A slide from Constellation’s presentation on Friday cites several independent system operator (ISO) studies that suggest virtually all existing gas generation will be needed for decades. The citations are as follows: (CA) California ISO “2024 Summer Loads and Resources Assessment” (May 2024): (TX) IdeaSmiths LLC “ERCOT 2040: A Roadmap for Modernizing Texas’ Electricity Infrastructure” (July 2023): (NE) E3 “Net-Zero New England: Ensuring Electric Reliability in a Low-Carbon Future” (Nov 2020): (PJM) Aurora “Market Report” (Oct 2024): (US) Princeton University “Net Zero America” (Oct 2021).
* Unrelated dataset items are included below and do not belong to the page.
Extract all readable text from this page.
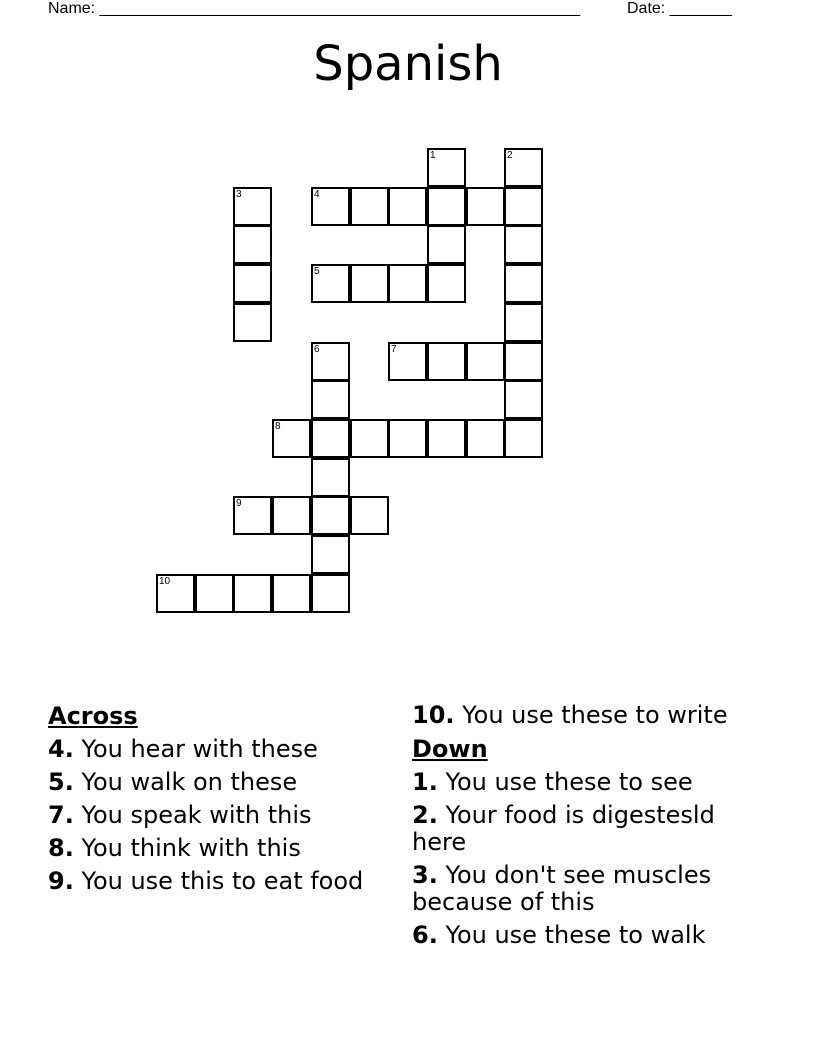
Name: ______________________________________________________	Date: _______
Spanish
1	2
3	4
5
6	7
8
9
10
Across
4. You hear with these
5. You walk on these
7. You speak with this
8. You think with this
9. You use this to eat food
10. You use these to write
Down
1. You use these to see
2. Your food is digestesld here
3. You don't see muscles because of this
6. You use these to walk
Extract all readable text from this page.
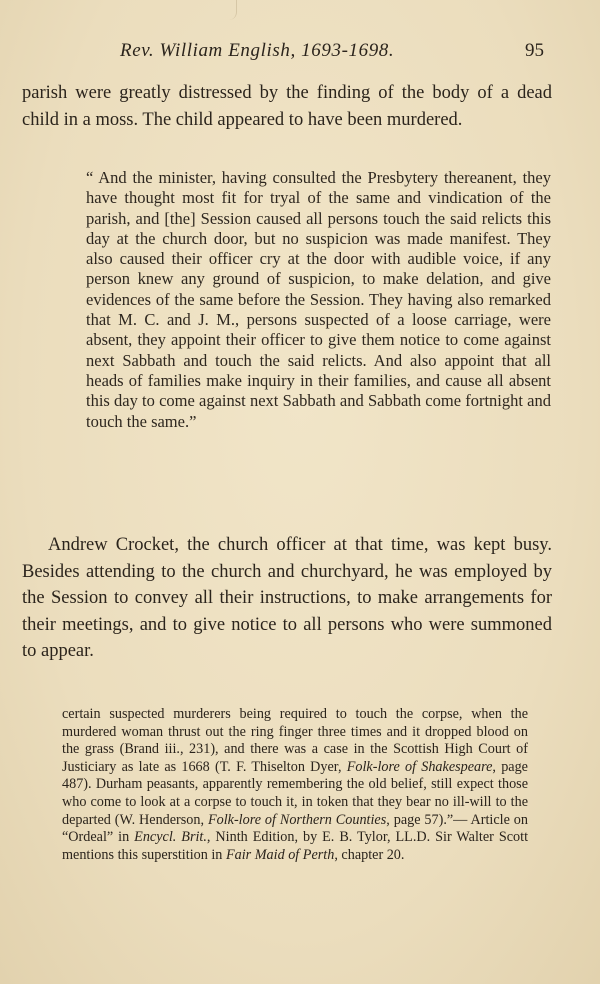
Rev. William English, 1693-1698.	95

parish were greatly distressed by the finding of the body of a dead child in a moss. The child appeared to have been murdered.

“ And the minister, having consulted the Presbytery thereanent, they have thought most fit for tryal of the same and vindication of the parish, and [the] Session caused all persons touch the said relicts this day at the church door, but no suspicion was made manifest. They also caused their officer cry at the door with audible voice, if any person knew any ground of suspicion, to make delation, and give evidences of the same before the Session. They having also remarked that M. C. and J. M., persons suspected of a loose carriage, were absent, they appoint their officer to give them notice to come against next Sabbath and touch the said relicts. And also appoint that all heads of families make inquiry in their families, and cause all absent this day to come against next Sabbath and Sabbath come fortnight and touch the same.”

Andrew Crocket, the church officer at that time, was kept busy. Besides attending to the church and churchyard, he was employed by the Session to convey all their instructions, to make arrangements for their meetings, and to give notice to all persons who were summoned to appear.

certain suspected murderers being required to touch the corpse, when the murdered woman thrust out the ring finger three times and it dropped blood on the grass (Brand iii., 231), and there was a case in the Scottish High Court of Justiciary as late as 1668 (T. F. Thiselton Dyer, Folk-lore of Shakespeare, page 487). Durham peasants, apparently remembering the old belief, still expect those who come to look at a corpse to touch it, in token that they bear no ill-will to the departed (W. Henderson, Folk-lore of Northern Counties, page 57).”— Article on “Ordeal” in Encycl. Brit., Ninth Edition, by E. B. Tylor, LL.D. Sir Walter Scott mentions this superstition in Fair Maid of Perth, chapter 20.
Courtesy: Constellation.

Calpine: A Complementary and Strategic Fit

Dominguez on Friday also highlighted the combined company’s strategic coast-to-coast reach within the continental U.S. “I think what the transaction does is puts us in the customer conversation in every single region of the country that’s competitive, and that’s exciting because what it does is it transitions relationships with customers from transactional to truly strategic, where we can serve in multiple markets and give them multiple options,” he said.

In addition, he noted, it creates substantial market diversification. “It moderates our reliance on PJM and it expands our presence in Texas—the fastest growing power demand market—and in California, where we’ve been growing a customer business for the last couple of decades.” While Constellation has been working to grow its generation business in Texas, “we couldn’t do it fast enough,” he noted. “Through this combination, our owners will have better upside exposure to growth in Texas.”

In a statement on Friday, Andrew Novotny, president and CEO of Calpine, also lauded the companies’ complementary attributes, including shared goals to supercharge investment in emerging technologies, including carbon capture and new nuclear. “This is an incredible opportunity to bring together top-tier generation fleets, leading retail customer businesses, and the best people in our industry to help drive a stronger American economy for a cleaner, healthier, and more sustainable future,” he said. “Together, we will be better positioned to bring accelerated investment in everything from zero-emission nuclear to battery storage that will power our economy in a way that puts people and our environment first.”